Sous la direction de Guillaume Peureux et Anne Réach

L’objectif du groupe « Génétique XVI-XVII » est d’interroger les conditions de possibilité d’une étude de la genèse des écrits des XVIe et XVIIe siècles en prenant en considération les spécificités du régime textuel qui caractérise les productions de la première modernité : de la composition manuscrite d’un unique auteur aux diverses formes d’écriture à plusieurs mains, de la réappropriation des passeurs de textes que sont les secrétaires, traducteurs, compilateurs, commentateurs, illustrateurs, imprimeurs-libraires, aux nouveaux états manuscrits, parfois émanant des auteurs premiers, qu’occasionnent ces manipulations textuelles, etc.

Le séminaire de « Génétique éditoriale de la première modernité », codirigé, depuis 2016, par Anne Réach-Ngô et Richard Walter, interroge ces enjeux théoriques et méthodologiques, en mettant l’accent sur les modalités de publication de ces corpus.

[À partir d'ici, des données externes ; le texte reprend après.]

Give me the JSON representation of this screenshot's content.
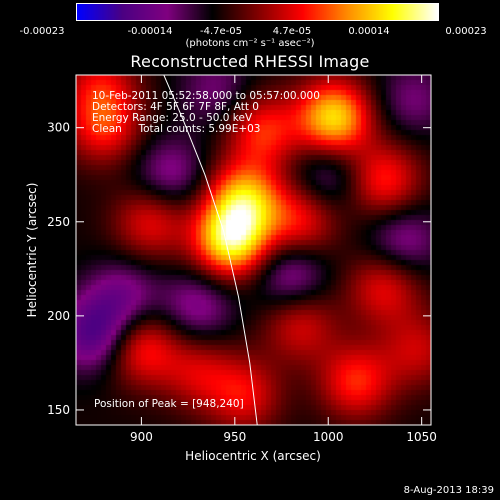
{
  "colorbar": {
    "ticks": [
      "-0.00023",
      "-0.00014",
      "-4.7e-05",
      "4.7e-05",
      "0.00014",
      "0.00023"
    ],
    "units": "(photons cm⁻² s⁻¹ asec⁻²)",
    "colors": [
      "#0000ff",
      "#4b0082",
      "#800080",
      "#000000",
      "#800000",
      "#ff0000",
      "#ff8c00",
      "#ffff00",
      "#ffffff"
    ]
  },
  "chart_data": {
    "type": "heatmap",
    "title": "Reconstructed RHESSI Image",
    "xlabel": "Heliocentric X (arcsec)",
    "ylabel": "Heliocentric Y (arcsec)",
    "xlim": [
      865,
      1055
    ],
    "ylim": [
      142,
      328
    ],
    "xticks": [
      900,
      950,
      1000,
      1050
    ],
    "yticks": [
      150,
      200,
      250,
      300
    ],
    "color_range": [
      -0.00023,
      0.00023
    ],
    "annotations": [
      "10-Feb-2011 05:52:58.000 to 05:57:00.000",
      "Detectors: 4F 5F 6F 7F 8F, Att 0",
      "Energy Range: 25.0 - 50.0 keV",
      "Clean     Total counts: 5.99E+03"
    ],
    "peak_label": "Position of Peak = [948,240]",
    "peak": {
      "x": 948,
      "y": 240
    },
    "limb_curve": [
      [
        962,
        142
      ],
      [
        958,
        175
      ],
      [
        952,
        210
      ],
      [
        944,
        245
      ],
      [
        934,
        275
      ],
      [
        922,
        305
      ],
      [
        912,
        328
      ]
    ],
    "blobs": [
      {
        "x": 948,
        "y": 240,
        "v": 0.00023
      },
      {
        "x": 955,
        "y": 262,
        "v": 0.00018
      },
      {
        "x": 1003,
        "y": 305,
        "v": 0.00021
      },
      {
        "x": 965,
        "y": 298,
        "v": 0.00012
      },
      {
        "x": 985,
        "y": 250,
        "v": 0.00011
      },
      {
        "x": 1030,
        "y": 272,
        "v": 0.00012
      },
      {
        "x": 880,
        "y": 300,
        "v": 0.00011
      },
      {
        "x": 905,
        "y": 250,
        "v": 0.0001
      },
      {
        "x": 900,
        "y": 183,
        "v": 0.00012
      },
      {
        "x": 930,
        "y": 170,
        "v": 8e-05
      },
      {
        "x": 955,
        "y": 158,
        "v": 0.0001
      },
      {
        "x": 985,
        "y": 195,
        "v": 9e-05
      },
      {
        "x": 1015,
        "y": 165,
        "v": 0.00012
      },
      {
        "x": 1030,
        "y": 215,
        "v": 0.0001
      },
      {
        "x": 1048,
        "y": 182,
        "v": 8e-05
      },
      {
        "x": 878,
        "y": 322,
        "v": 9e-05
      },
      {
        "x": 890,
        "y": 210,
        "v": -8e-05
      },
      {
        "x": 875,
        "y": 190,
        "v": -0.00012
      },
      {
        "x": 915,
        "y": 275,
        "v": -8e-05
      },
      {
        "x": 980,
        "y": 222,
        "v": -9e-05
      },
      {
        "x": 1040,
        "y": 240,
        "v": -8e-05
      },
      {
        "x": 930,
        "y": 205,
        "v": -8e-05
      },
      {
        "x": 1000,
        "y": 275,
        "v": -7e-05
      },
      {
        "x": 1045,
        "y": 315,
        "v": -6e-05
      },
      {
        "x": 940,
        "y": 320,
        "v": -6e-05
      }
    ]
  },
  "footer": {
    "date": "8-Aug-2013 18:39"
  }
}
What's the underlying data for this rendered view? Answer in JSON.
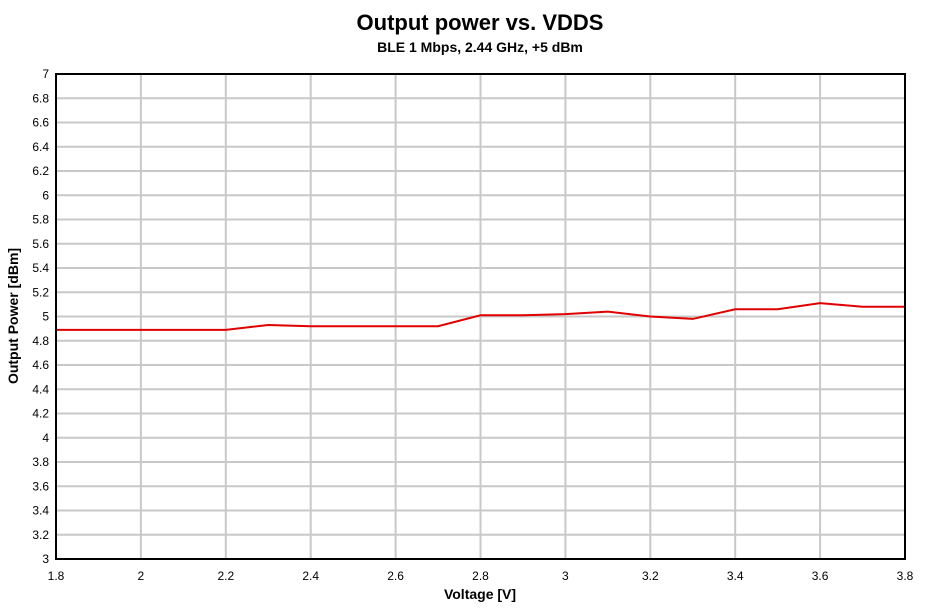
{
  "chart_data": {
    "type": "line",
    "title": "Output power vs. VDDS",
    "subtitle": "BLE 1 Mbps, 2.44 GHz, +5 dBm",
    "xlabel": "Voltage [V]",
    "ylabel": "Output Power [dBm]",
    "xlim": [
      1.8,
      3.8
    ],
    "ylim": [
      3,
      7
    ],
    "xticks": [
      1.8,
      2,
      2.2,
      2.4,
      2.6,
      2.8,
      3,
      3.2,
      3.4,
      3.6,
      3.8
    ],
    "xtick_labels": [
      "1.8",
      "2",
      "2.2",
      "2.4",
      "2.6",
      "2.8",
      "3",
      "3.2",
      "3.4",
      "3.6",
      "3.8"
    ],
    "yticks": [
      3,
      3.2,
      3.4,
      3.6,
      3.8,
      4,
      4.2,
      4.4,
      4.6,
      4.8,
      5,
      5.2,
      5.4,
      5.6,
      5.8,
      6,
      6.2,
      6.4,
      6.6,
      6.8,
      7
    ],
    "ytick_labels": [
      "3",
      "3.2",
      "3.4",
      "3.6",
      "3.8",
      "4",
      "4.2",
      "4.4",
      "4.6",
      "4.8",
      "5",
      "5.2",
      "5.4",
      "5.6",
      "5.8",
      "6",
      "6.2",
      "6.4",
      "6.6",
      "6.8",
      "7"
    ],
    "grid": true,
    "series": [
      {
        "color": "#e00000",
        "x": [
          1.8,
          1.9,
          2.0,
          2.1,
          2.2,
          2.3,
          2.4,
          2.5,
          2.6,
          2.7,
          2.8,
          2.9,
          3.0,
          3.1,
          3.2,
          3.3,
          3.4,
          3.5,
          3.6,
          3.7,
          3.8
        ],
        "y": [
          4.89,
          4.89,
          4.89,
          4.89,
          4.89,
          4.93,
          4.92,
          4.92,
          4.92,
          4.92,
          5.01,
          5.01,
          5.02,
          5.04,
          5.0,
          4.98,
          5.06,
          5.06,
          5.11,
          5.08,
          5.08
        ]
      }
    ]
  }
}
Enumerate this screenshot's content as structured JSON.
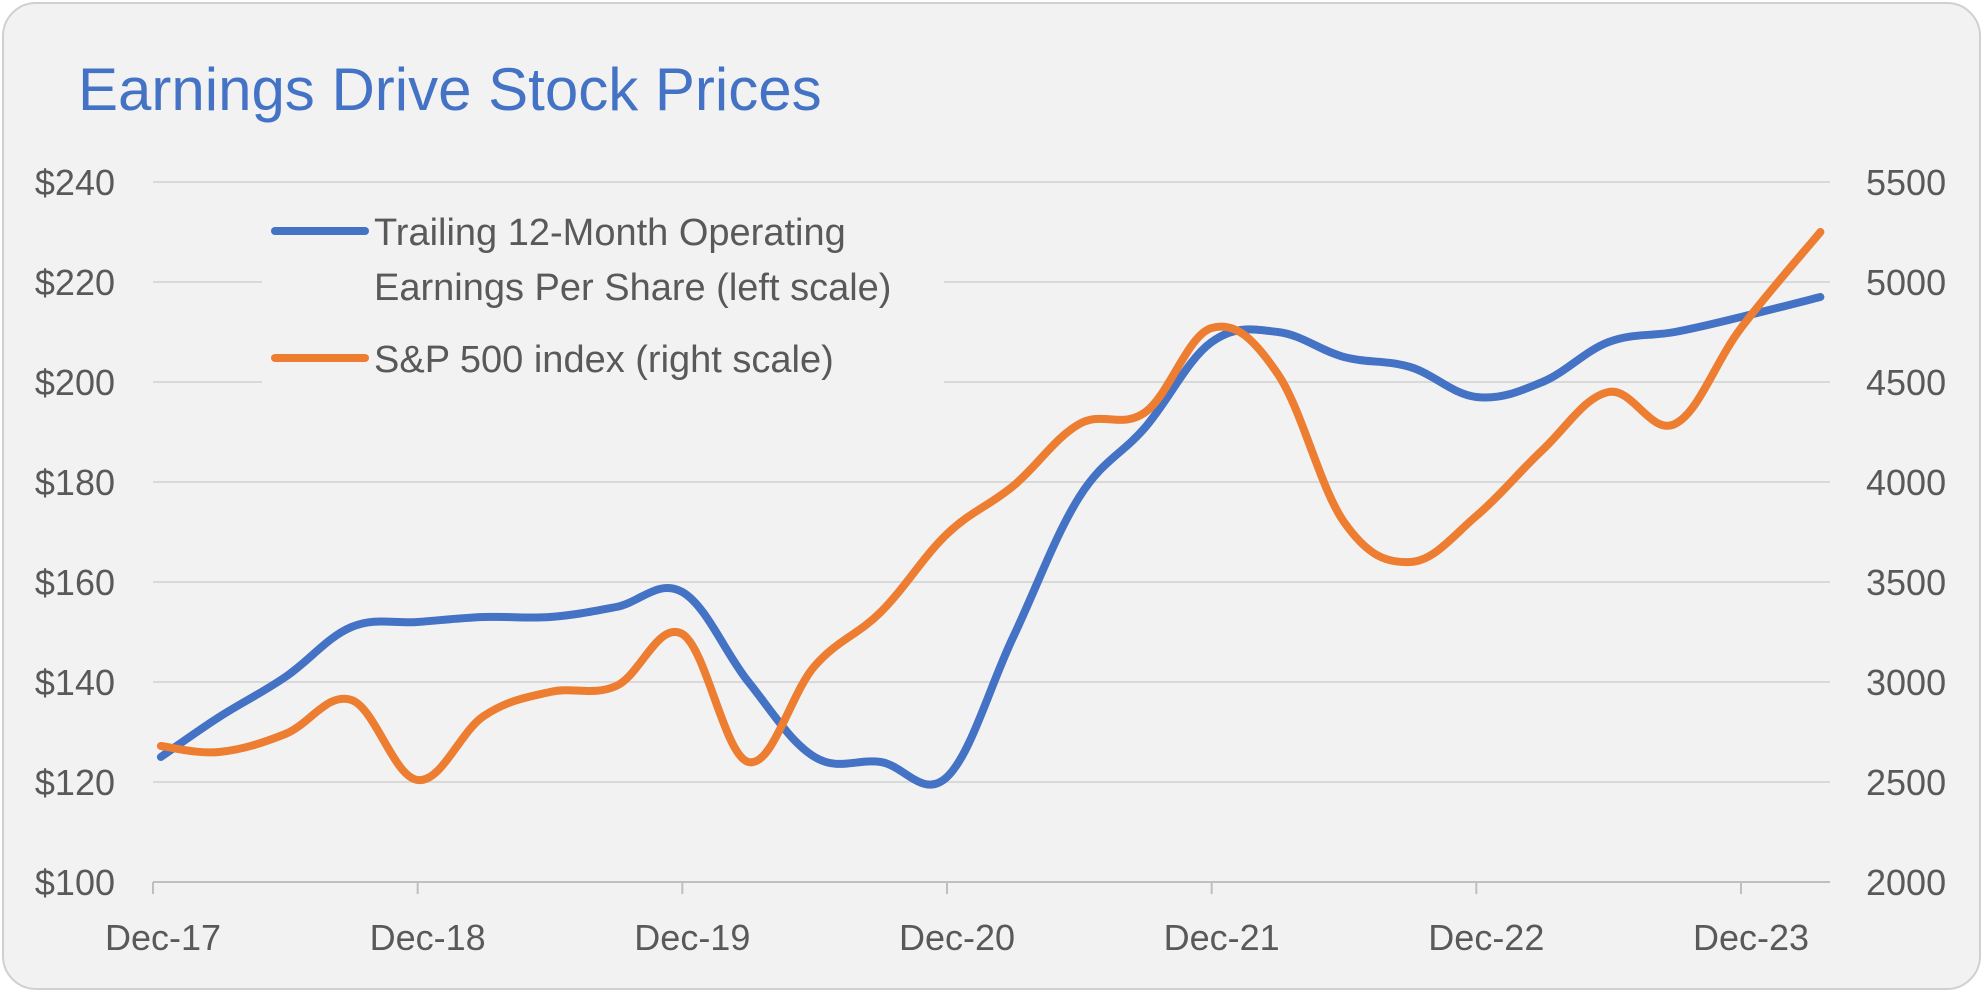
{
  "chart_data": {
    "type": "line",
    "title": "Earnings Drive Stock Prices",
    "categories": [
      "Dec-17",
      "Dec-18",
      "Dec-19",
      "Dec-20",
      "Dec-21",
      "Dec-22",
      "Dec-23"
    ],
    "x_unit": "years since Dec-17",
    "x_range": [
      0,
      6.35
    ],
    "y_left": {
      "ticks": [
        "$100",
        "$120",
        "$140",
        "$160",
        "$180",
        "$200",
        "$220",
        "$240"
      ],
      "min": 100,
      "max": 240
    },
    "y_right": {
      "ticks": [
        "2000",
        "2500",
        "3000",
        "3500",
        "4000",
        "4500",
        "5000",
        "5500"
      ],
      "min": 2000,
      "max": 5500
    },
    "grid": true,
    "legend_position": "top-left",
    "series": [
      {
        "name": "Trailing 12-Month Operating Earnings Per Share (left scale)",
        "legend_lines": [
          "Trailing 12-Month Operating",
          "Earnings Per Share (left scale)"
        ],
        "axis": "left",
        "color": "#4472c4",
        "x": [
          0.03,
          0.25,
          0.5,
          0.75,
          1.0,
          1.25,
          1.5,
          1.75,
          2.0,
          2.25,
          2.5,
          2.75,
          3.0,
          3.25,
          3.5,
          3.75,
          4.0,
          4.25,
          4.5,
          4.75,
          5.0,
          5.25,
          5.5,
          5.75,
          6.0,
          6.3
        ],
        "values": [
          125,
          133,
          141,
          151,
          152,
          153,
          153,
          155,
          158,
          140,
          125,
          124,
          121,
          149,
          177,
          191,
          208,
          210,
          205,
          203,
          197,
          200,
          208,
          210,
          213,
          217
        ]
      },
      {
        "name": "S&P 500 index (right scale)",
        "legend_lines": [
          "S&P 500 index (right scale)"
        ],
        "axis": "right",
        "color": "#ed7d31",
        "x": [
          0.03,
          0.25,
          0.5,
          0.75,
          1.0,
          1.25,
          1.5,
          1.75,
          2.0,
          2.25,
          2.5,
          2.75,
          3.0,
          3.25,
          3.5,
          3.75,
          4.0,
          4.25,
          4.5,
          4.75,
          5.0,
          5.25,
          5.5,
          5.75,
          6.0,
          6.3
        ],
        "values": [
          2680,
          2650,
          2740,
          2910,
          2510,
          2830,
          2950,
          2980,
          3240,
          2600,
          3080,
          3350,
          3740,
          3980,
          4290,
          4350,
          4770,
          4540,
          3800,
          3600,
          3830,
          4160,
          4450,
          4290,
          4770,
          5250
        ]
      }
    ]
  }
}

À une réflexion théorique, nourrie de présentations de projets en cours, se trouve associé un atelier pratique d’édition numérique, qui expérimente les différents outils à disposition pour restituer la singularité des modes de production, de circulation et de diffusion des recueils poétiques collectifs de la deuxième partie du XVIe siècle.

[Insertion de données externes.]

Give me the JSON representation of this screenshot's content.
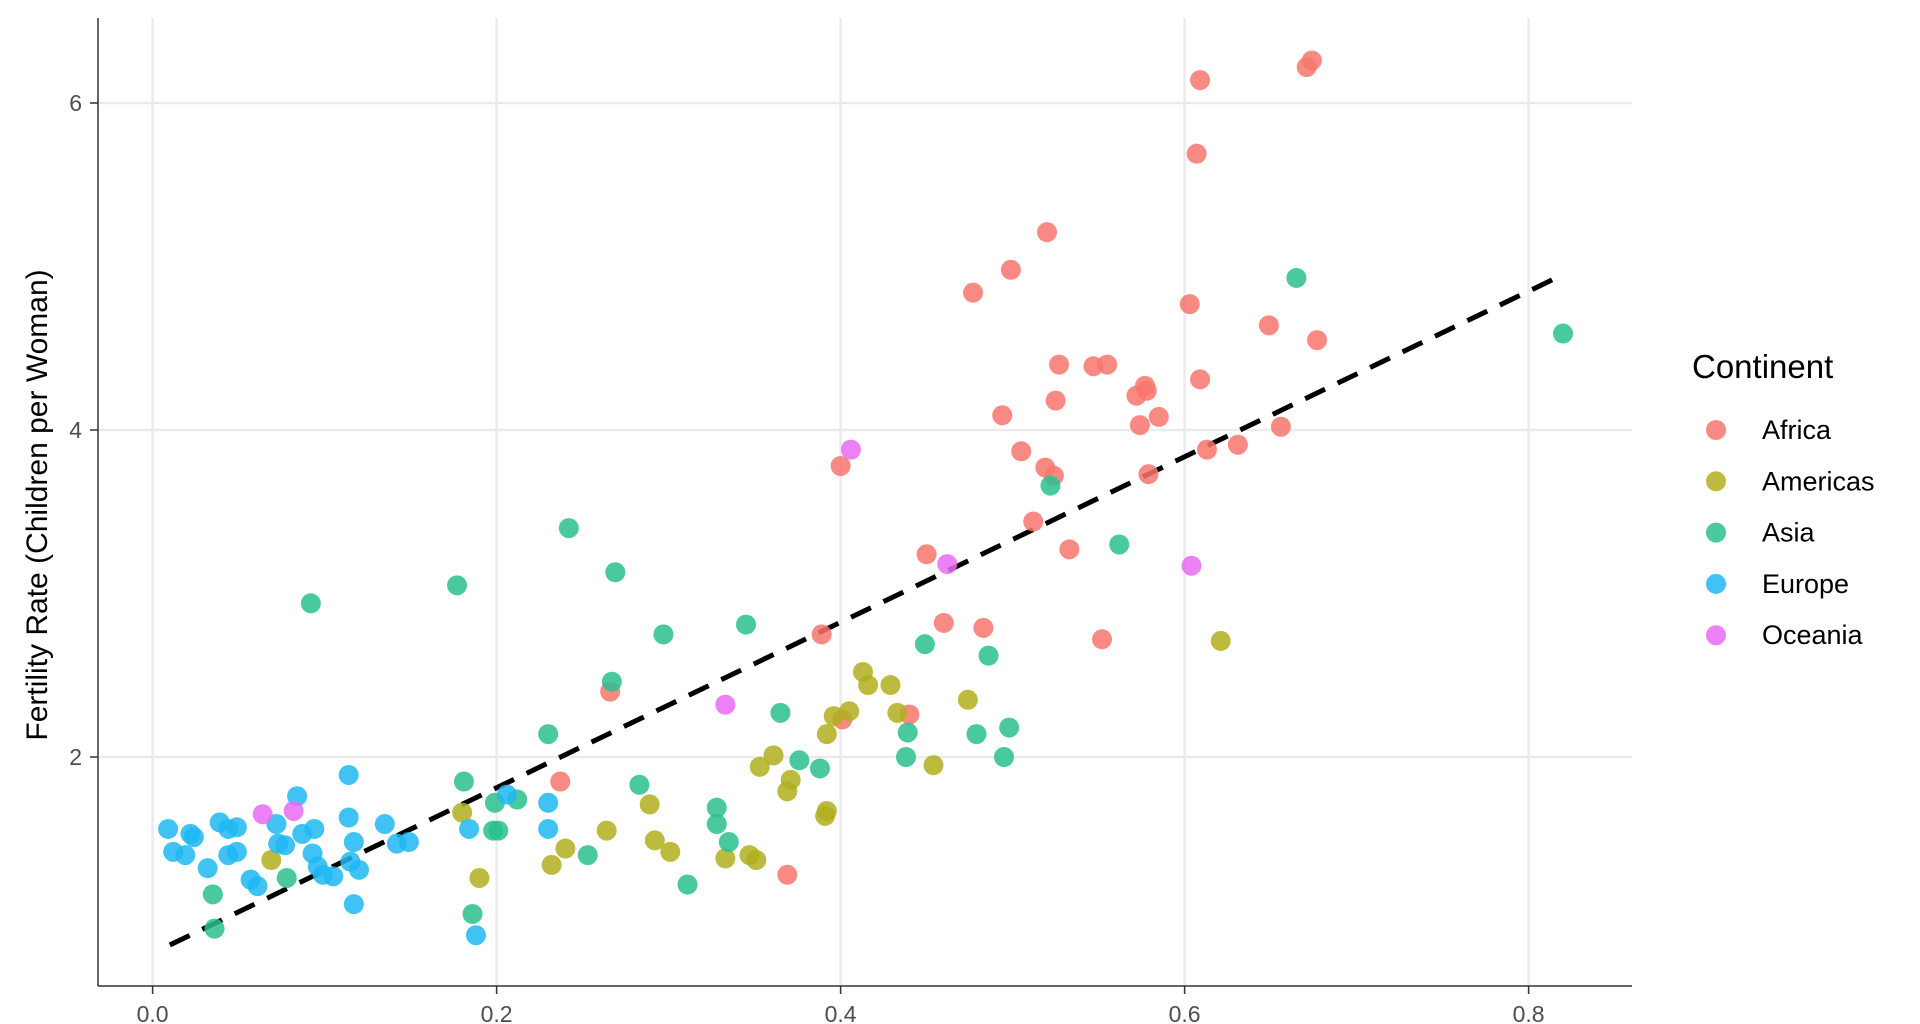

Les travaux de Guillaume Peureux, consacrés à l’exploration de la production poétique entre 1570 et la fin du XVIIe siècle, prennent également pour objet l’étude des processus collaboratifs de création, mais aussi des modes de diffusion et de réemploi des textes les soumettent à une importante variabilité pour laquelle s’impose une approche généticienne. Un numéro de la revue Littérales, « Dossiers génétiques complexes », ainsi qu’un ouvrage, De Main en main. L’instabilité du poème au XVIIe siècle, à paraître en 2019, s’inscrivent dans ces réflexions.

De telles perspectives soulèvent la question du statut du texte littéraire de la première modernité et de sa reconfiguration rétrospective à travers le prisme des définitions modernes de l’auctorialité et de la paternité littéraire. Une journée d’étude (automne 2019), consacrée à la patrimonialisation littéraire des écrits de la première modernité, permettra d’examiner les processus qui concourent à « formater » des écrits aux états multiples, instables, difficilement assignables à un auteur unique – qui résistent en somme, à la constitution d’un dossier génétique en bonne et due forme – afin de produire des patrimoines littéraires nationaux bien identifiés, présentés comme des panthéons, palmarès, etc. En mettant en lumière ces procédés d’homogénéisation rétrospectifs, qui participent à l’élaboration du canon littéraire et en conditionnent l’analyse, on voudrait interroger les présupposés théoriques et méthodologiques nécessaires à la prise en compte des spécificités du régime textuel de la première modernité. L’étude d’objets complexes comme les anthologies, les recueils collectifs, les œuvres complètes, les réimpressions tardives de bibliophiles, produits dès le XVIIe siècle jusqu’à nos jours, pourrait mettre en relief ces diverses manières de traiter les textes, les auteurs, les écoles littéraires et les genres, qui orientent notre appréhension des écrits des XVIe et XVIIe siècles.

En vue de la préparation de cette journée d’étude, le groupe « Génétique XVI-XVII » pourrait se réunir lors de rencontres bimestrielles à partir d’octobre 2018, autour des méthodes d’analyse propres à des objets textuels de ce type, à la fois manuscrits et imprimés, signés et anonymes, stabilisés ou en reconfiguration permanente. L’atelier d’édition numérique initié dans le cadre du séminaire « Génétique éditoriale de la première modernité » pourrait également se poursuivre, en étroite relation avec les rencontres du groupe « Génétique XVI-XVII ».